When investigators searched the area in March of 2015, they uncovered a mountain of evidence, including shreds of leather and fabric under the layer of concrete, and something the reports referred to as “hard fragments”. They also uncovered plastic bags containing an unknown white powder, possibly pulverized lime or mortar mix.

Over the next two years, authorities continued to build their case against Robert Jason Owens. In April of 2017, he pleaded guilty to three counts of second-degree-murder and two counts of dismemberment for the murders of JT, Cristie, and their unborn child. He was sentenced to 59 years in prison without the possibility of parole.

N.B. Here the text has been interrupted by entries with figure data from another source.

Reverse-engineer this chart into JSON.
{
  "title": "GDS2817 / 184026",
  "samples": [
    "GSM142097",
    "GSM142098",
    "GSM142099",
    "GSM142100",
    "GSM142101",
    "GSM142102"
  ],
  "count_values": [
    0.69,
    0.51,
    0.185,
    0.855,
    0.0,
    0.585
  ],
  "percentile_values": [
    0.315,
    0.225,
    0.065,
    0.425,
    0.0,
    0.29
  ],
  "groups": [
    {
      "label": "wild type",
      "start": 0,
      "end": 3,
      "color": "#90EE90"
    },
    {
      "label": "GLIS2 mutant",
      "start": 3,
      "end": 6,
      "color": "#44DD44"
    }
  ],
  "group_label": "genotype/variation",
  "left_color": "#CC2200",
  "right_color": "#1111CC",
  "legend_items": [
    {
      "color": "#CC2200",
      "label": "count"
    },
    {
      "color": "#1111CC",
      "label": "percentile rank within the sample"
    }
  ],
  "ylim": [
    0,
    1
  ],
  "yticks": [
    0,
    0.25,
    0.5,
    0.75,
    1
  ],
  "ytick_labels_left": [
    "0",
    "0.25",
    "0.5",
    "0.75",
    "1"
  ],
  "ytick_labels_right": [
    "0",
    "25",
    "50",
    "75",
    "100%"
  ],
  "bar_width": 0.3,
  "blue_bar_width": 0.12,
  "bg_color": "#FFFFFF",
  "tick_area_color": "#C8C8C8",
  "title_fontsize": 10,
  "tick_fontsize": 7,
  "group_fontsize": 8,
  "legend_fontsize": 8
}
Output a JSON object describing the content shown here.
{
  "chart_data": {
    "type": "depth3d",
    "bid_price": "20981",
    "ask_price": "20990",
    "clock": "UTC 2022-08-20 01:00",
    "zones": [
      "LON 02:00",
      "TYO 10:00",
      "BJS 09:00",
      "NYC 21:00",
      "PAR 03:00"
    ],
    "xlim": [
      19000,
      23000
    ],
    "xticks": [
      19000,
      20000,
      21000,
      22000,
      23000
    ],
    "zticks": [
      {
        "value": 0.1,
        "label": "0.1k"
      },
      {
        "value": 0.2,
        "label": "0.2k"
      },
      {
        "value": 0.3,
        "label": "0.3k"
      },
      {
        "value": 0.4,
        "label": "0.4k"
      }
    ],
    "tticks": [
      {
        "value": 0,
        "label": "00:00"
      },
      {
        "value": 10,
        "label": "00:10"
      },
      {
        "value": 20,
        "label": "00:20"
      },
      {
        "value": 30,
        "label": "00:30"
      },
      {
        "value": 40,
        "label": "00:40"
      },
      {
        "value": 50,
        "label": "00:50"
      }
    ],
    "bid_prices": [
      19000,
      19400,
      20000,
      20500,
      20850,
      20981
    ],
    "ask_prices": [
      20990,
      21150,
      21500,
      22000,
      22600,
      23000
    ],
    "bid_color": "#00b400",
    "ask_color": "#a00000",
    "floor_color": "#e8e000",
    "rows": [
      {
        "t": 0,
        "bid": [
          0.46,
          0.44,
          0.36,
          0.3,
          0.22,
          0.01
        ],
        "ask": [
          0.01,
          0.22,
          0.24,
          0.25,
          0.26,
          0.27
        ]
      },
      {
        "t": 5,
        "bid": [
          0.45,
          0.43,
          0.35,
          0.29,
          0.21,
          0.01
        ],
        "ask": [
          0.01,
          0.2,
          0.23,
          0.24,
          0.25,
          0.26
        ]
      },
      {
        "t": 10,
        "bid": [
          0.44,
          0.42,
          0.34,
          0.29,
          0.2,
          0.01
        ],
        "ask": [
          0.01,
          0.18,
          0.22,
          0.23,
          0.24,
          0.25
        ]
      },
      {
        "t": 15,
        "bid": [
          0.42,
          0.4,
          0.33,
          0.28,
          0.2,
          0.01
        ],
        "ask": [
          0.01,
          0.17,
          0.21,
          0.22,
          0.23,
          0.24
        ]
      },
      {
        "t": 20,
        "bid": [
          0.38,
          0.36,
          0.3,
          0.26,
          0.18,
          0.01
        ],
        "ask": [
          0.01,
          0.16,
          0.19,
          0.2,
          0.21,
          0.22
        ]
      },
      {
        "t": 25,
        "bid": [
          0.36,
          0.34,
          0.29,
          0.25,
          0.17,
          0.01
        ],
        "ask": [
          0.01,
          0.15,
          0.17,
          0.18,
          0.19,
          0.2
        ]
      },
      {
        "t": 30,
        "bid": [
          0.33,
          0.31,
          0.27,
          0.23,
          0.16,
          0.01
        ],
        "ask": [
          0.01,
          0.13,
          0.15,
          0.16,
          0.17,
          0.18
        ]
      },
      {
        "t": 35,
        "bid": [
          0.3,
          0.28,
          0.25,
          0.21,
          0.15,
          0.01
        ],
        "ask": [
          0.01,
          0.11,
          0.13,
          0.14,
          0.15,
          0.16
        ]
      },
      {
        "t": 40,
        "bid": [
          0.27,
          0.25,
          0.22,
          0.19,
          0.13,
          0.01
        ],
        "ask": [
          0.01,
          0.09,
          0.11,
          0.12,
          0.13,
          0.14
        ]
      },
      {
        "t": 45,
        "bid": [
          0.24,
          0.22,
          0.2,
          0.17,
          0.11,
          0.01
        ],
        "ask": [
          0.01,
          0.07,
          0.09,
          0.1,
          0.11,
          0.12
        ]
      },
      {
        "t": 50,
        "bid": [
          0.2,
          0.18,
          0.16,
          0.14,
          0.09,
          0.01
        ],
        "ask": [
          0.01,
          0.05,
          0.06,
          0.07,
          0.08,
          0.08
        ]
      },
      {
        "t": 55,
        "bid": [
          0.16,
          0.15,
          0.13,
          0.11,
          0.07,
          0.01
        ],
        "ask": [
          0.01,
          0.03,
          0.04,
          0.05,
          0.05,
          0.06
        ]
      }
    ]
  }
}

But it still wasn’t over. Jason was serving time for the murders of the Codd family, but the family of Zebb Quinn still needed justice.

On July 10, 2017, a Buncombe County grand jury finally indicted Robert Jason Owens with first-degree murder in the death of Zebb Quinn. If convicted, he will receive a life sentence.

As of 2022, Jason is in prison for one crime while awaiting trial for another. Zebb Quinn’s remains have never been found, and the true circumstances surrounding his disappearance are still a mystery.

Zebb Quinn disappeared on January 2, 2000. He was last seen wearing a white t-shirt, a plaid button-down shirt, khaki pants and a gold chain necklace. He is 5’9” tall and weighs 165 pounds with brown hair and blue-gray eyes. He wears contact lenses and has scars between his fingers on both hands. He would be 40 years old as of this recording.

If you have any information regarding the disappearance of Zebb Quinn, please contact the Asheville Police Department at (828) 252-1110 or call Crime Stoppers at (828) 255-5050.

Case Updates

In July of 2022, Robert Jason Owens appeared before a judge and pleaded guilty to accessory after the fact of first-degree murder.

In court, Jason’s defense team maintained that Jason had not been the one to murder Zebb, but that his abusive uncle had tricked him into luring Zebb into the woods on the promise of meeting up with a young woman named Misty Taylor, whom Zebb had a crush on. According to the defense, Misty’s boyfriend had hired Jason’s uncle Gene Owens to kill Zebb out of jealousy, and that Gene had followed through on the plan, dismembering Zebb’s body before burning it.

Despite this story being extremely similar to what happened to the Codds, the district attorney’s office accepted that prosecuting Jason for first-degree murder would be an uphill climb. Assistant District Attorney Jeremey Ingle told the court, “Based on the evidence available, the lack of evidence of motive, cause of death, [spoiling] of evidence based on a decades-long pause in critical leads in the case, a conviction of first-degree murder at trial — though never a certainty — would present a steep challenge considering all these factors.”

Robert Jason Owens was sentenced to 13-16 years in prison, which he will serve at the same time as the life sentence he was given for the murders of JT and Cristie Codd. His uncle, Gene Owens, died in 2016.